In 1779, Henry Clinton, then commander of the British Army in North America, built on Dunmore’s words with the more sweeping Philipsburg Proclamation, which offered “to every Negro who shall desert the Rebel standard, full security to follow within these lines, any occupation which he shall think proper.” Clinton’s declaration added an estimated 100,000 fugitives from slavery, including families escaping together, to the British rolls. The 1780 capture of Charleston alone enabled thousands of enslaved people from nearby Southern plantations to join the British.
But the tide of war was not going in Britain’s favor, which portended danger to those who had sought freedom behind its army’s lines. In 1781, when British forces suffered an irretrievable defeat at Yorktown, General Charles Cornwallis retreated north—a decision that spelled doom for the self-emancipated soldiers he left behind.
Harry was fortunate enough to be in the British bastion in Charleston when Yorktown fell. But that luck wouldn’t hold for long. In December 1782, British forces completed their evacuation of Charleston, bringing Harry with them as they fled to the safety of the British Empire. The mass departure was a harbinger of the much larger evacuation from New York that took the place the following year.
Signed on September 3, 1783, the Treaty of Paris officially brought the American Revolution to a close, cementing the United States’ status as an independent nation. It stipulated that British troops should withdraw as soon as possible without “carrying away any Negroes or other property of the American inhabitants.”

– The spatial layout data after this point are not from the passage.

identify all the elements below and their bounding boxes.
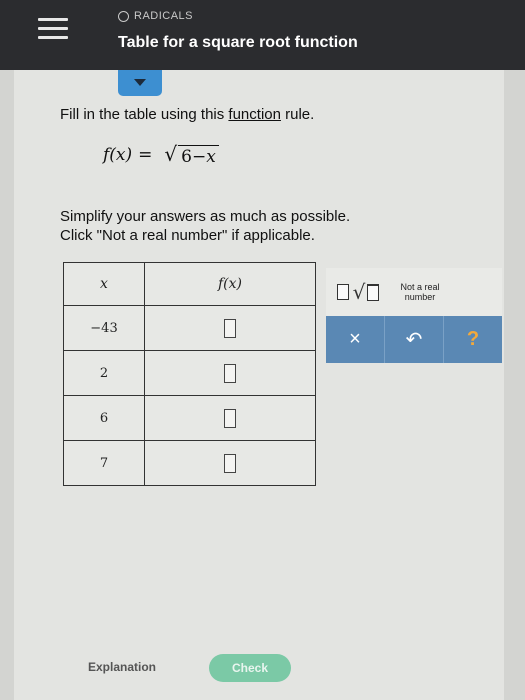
function-link[interactable]: function: [228, 106, 281, 123]
help-button[interactable]: ?: [444, 316, 502, 363]
answer-cell: [144, 395, 316, 441]
instruction-text: Fill in the table using this function ru…: [60, 106, 315, 123]
topic-circle-icon: [118, 10, 129, 22]
function-formula: f(x) = √ 6−x: [103, 142, 219, 168]
not-a-real-number-button[interactable]: Not a real number: [392, 274, 448, 310]
x-value: 7: [63, 440, 145, 486]
placeholder-box-icon: [336, 284, 349, 300]
topic-label: RADICALS: [118, 10, 193, 22]
keypad-action-row: × ↶ ?: [326, 316, 502, 363]
undo-button[interactable]: ↶: [385, 316, 444, 363]
x-value: 2: [63, 350, 145, 396]
check-button[interactable]: Check: [209, 654, 291, 682]
formula-lhs: f(x): [103, 145, 133, 165]
undo-icon: ↶: [405, 329, 423, 351]
radical-sign-icon: √: [164, 142, 178, 166]
sqrt-icon: √: [352, 280, 366, 304]
answer-input[interactable]: [224, 318, 236, 338]
function-table: x f(x) −43 2 6 7: [63, 262, 316, 486]
chevron-down-icon: [134, 79, 146, 86]
page-title: Table for a square root function: [118, 34, 358, 51]
x-value: 6: [63, 395, 145, 441]
placeholder-box-icon: [367, 283, 380, 301]
table-header-row: x f(x): [63, 262, 316, 306]
table-row: 7: [63, 440, 316, 486]
answer-cell: [144, 440, 316, 486]
clear-button[interactable]: ×: [326, 316, 385, 363]
header-fx: f(x): [144, 262, 316, 306]
answer-cell: [144, 350, 316, 396]
table-row: 2: [63, 350, 316, 396]
table-row: 6: [63, 395, 316, 441]
app-header: RADICALS Table for a square root functio…: [0, 0, 525, 70]
simplify-line-1: Simplify your answers as much as possibl…: [60, 208, 351, 225]
x-value: −43: [63, 305, 145, 351]
answer-input[interactable]: [224, 363, 236, 383]
math-keypad: √ Not a real number × ↶ ?: [326, 268, 502, 363]
topic-text: RADICALS: [134, 10, 194, 22]
explanation-link[interactable]: Explanation: [88, 660, 156, 674]
answer-input[interactable]: [224, 453, 236, 473]
header-x: x: [63, 262, 145, 306]
coefficient-sqrt-button[interactable]: √: [332, 278, 384, 306]
close-icon: ×: [349, 328, 361, 350]
answer-cell: [144, 305, 316, 351]
answer-input[interactable]: [224, 408, 236, 428]
formula-equals: =: [138, 145, 153, 165]
simplify-instructions: Simplify your answers as much as possibl…: [60, 207, 350, 245]
help-icon: ?: [466, 328, 480, 350]
keypad-top-row: √ Not a real number: [326, 268, 502, 316]
formula-radicand: 6−x: [178, 145, 219, 168]
menu-icon[interactable]: [38, 18, 68, 40]
table-row: −43: [63, 305, 316, 351]
collapse-toggle[interactable]: [118, 70, 162, 96]
simplify-line-2: Click "Not a real number" if applicable.: [60, 227, 315, 244]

To George Washington, this “property” included the enslaved people who had escaped from Mount Vernon to join the British, among them Harry and a group of men and women who sought refuge on the British warship the Savage in 1781. But Guy Carleton, Washington’s British counterpart, who took over from Clinton in 1782, interpreted the words differently.
A summary of the commanders’ exchange, recorded in the midst of negotiations on May 6, 1783, captures this sleight of hand: Washington “expressed his surprise” when informed that Carleton intended to include fugitives from slavery in the pending withdrawal, as they were not “property at the time,” having previously been freed by the British. Delivering these individuals up for severe punishment would be “a dishonorable violation of the public faith pledged to the Negroes,” Carleton argued.
Though no record remains of Harry’s thoughts on this turn of events, Boston King, who was born into slavery and joined the British in South Carolina, later wrote in his memoirs of the “inexpressible anguish and terror” brought on by the victors—escapees’ former enslavers—coming north and “seizing upon their slaves in the streets of New York, or even dragging them out of their beds.” The prospect of being enslaved and punished anew was unfathomable after several years behind British lines. “For some days, we lost our appetite for food, and sleep departed from our eyes,” King wrote.
The stakes were high for all—and Harry had escaped from none other than the commander in chief of the now-victorious Continental Army.